Tom got right to it, ordering a drink he found unfamiliar, a Rye, which was beautifully presented with a lemon wheel and a tall sprig of fresh oregano.
Tom started ordering immediately, chargrilled oysters that, on sight were not local. I didn’t like the way they looked, but the smell got me. A hint of tarragon made me dip a finger in the butter-colored cream sauce with green bits of herbs, presumably tarragon. This was terrific! Unique. Irresistible. There were two perfectly square pieces of focaccia served with it, and it was the perfect bread with the proper heft to mop this up. The oysters were tiny, which I liked. Big mouthful meaty oysters are unappetizing to me. These tiny ones were just great.The next time I see Murder Point oysters on a menu, I will order them.
For some odd reason, Tom remembered the beignets here and ordered some of those, so at one point there were chargrilled oysters on the table accompanied by beignets. An odd combination, especially when both items were for one person.
Tom followed these two starters with his usual frittata, but this time crawfish instead of crab meat. I passed on the Crabcakes Benedict in favor of Poutine with roast beef debris. And Mary Leigh got what I would have gotten, just a biscuit. This is my favorite traditional biscuit anywhere. It’s large and dense and usually perfectly crusted on tip. Flaky. It is served with soft butter and fruit compote. It was less done than usual, but still great.
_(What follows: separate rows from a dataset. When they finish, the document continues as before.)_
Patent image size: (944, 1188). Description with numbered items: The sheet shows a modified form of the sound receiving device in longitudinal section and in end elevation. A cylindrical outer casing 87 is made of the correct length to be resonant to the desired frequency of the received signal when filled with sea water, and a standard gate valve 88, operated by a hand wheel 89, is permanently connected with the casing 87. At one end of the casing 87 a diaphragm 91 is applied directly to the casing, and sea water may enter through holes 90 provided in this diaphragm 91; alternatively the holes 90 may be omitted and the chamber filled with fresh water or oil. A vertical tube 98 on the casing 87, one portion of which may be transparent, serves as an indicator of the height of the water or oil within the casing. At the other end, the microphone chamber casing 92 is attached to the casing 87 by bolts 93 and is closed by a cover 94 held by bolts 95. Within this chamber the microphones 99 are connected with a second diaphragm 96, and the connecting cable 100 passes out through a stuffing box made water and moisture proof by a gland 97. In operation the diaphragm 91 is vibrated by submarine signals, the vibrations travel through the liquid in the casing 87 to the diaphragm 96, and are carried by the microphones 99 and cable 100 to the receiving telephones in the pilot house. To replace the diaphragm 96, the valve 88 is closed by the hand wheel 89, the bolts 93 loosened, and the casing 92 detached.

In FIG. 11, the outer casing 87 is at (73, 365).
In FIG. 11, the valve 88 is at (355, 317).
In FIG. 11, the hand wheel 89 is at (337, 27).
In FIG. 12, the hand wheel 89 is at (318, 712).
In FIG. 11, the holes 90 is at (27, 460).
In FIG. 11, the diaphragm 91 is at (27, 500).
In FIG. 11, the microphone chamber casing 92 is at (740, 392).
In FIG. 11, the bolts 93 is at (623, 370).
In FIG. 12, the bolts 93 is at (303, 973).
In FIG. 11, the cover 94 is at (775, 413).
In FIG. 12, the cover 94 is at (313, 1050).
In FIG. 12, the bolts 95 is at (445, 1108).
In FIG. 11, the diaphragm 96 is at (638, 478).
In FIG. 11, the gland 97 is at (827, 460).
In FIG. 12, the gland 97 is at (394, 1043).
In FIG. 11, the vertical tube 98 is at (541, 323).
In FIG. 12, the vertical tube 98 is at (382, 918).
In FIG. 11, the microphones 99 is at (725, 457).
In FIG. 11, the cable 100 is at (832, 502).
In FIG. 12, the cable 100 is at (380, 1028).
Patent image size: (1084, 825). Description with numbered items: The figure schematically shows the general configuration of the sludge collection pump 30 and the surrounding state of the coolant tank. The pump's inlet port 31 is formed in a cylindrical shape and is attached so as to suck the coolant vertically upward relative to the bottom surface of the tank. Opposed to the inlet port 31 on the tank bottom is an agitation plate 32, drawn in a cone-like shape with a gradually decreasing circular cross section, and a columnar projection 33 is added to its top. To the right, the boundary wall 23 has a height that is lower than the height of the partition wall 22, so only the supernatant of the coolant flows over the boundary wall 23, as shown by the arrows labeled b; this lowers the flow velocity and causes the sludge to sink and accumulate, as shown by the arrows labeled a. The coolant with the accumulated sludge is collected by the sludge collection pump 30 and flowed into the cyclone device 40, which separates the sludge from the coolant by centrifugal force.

The poutine was a pile of fresh cut fries covered in cheese and gravy with shaved roast beef and a poached egg on top. These are also some of our favorite fresh cut fries, but the last time I had this the roast beef was more of a debris, which I preferred. What could be wrong with roast beef, gravy, cheese and fries in any configuration?
The frittata was piled high with arugula, sitting on a cheesy crusty, and fluffy mixture of baked eggs studded with lots of crawfish. This is consistently delicious, and one of the favorites for us on this favorite menu.
This menu is such a favorite we’ve pretty much worked our way all through it. There are no real disappointments. As I looked around the beautiful dining room, I’ve finally concluded that this place rates at the very top of my favorite restaurants anywhere. People always ask us what our favorite restaurants are. For Tom that’s easy: Antoine’s. For me also easy: Bottega Louie in Los Angeles is my favorite restaurant in the world. This one is not far behind.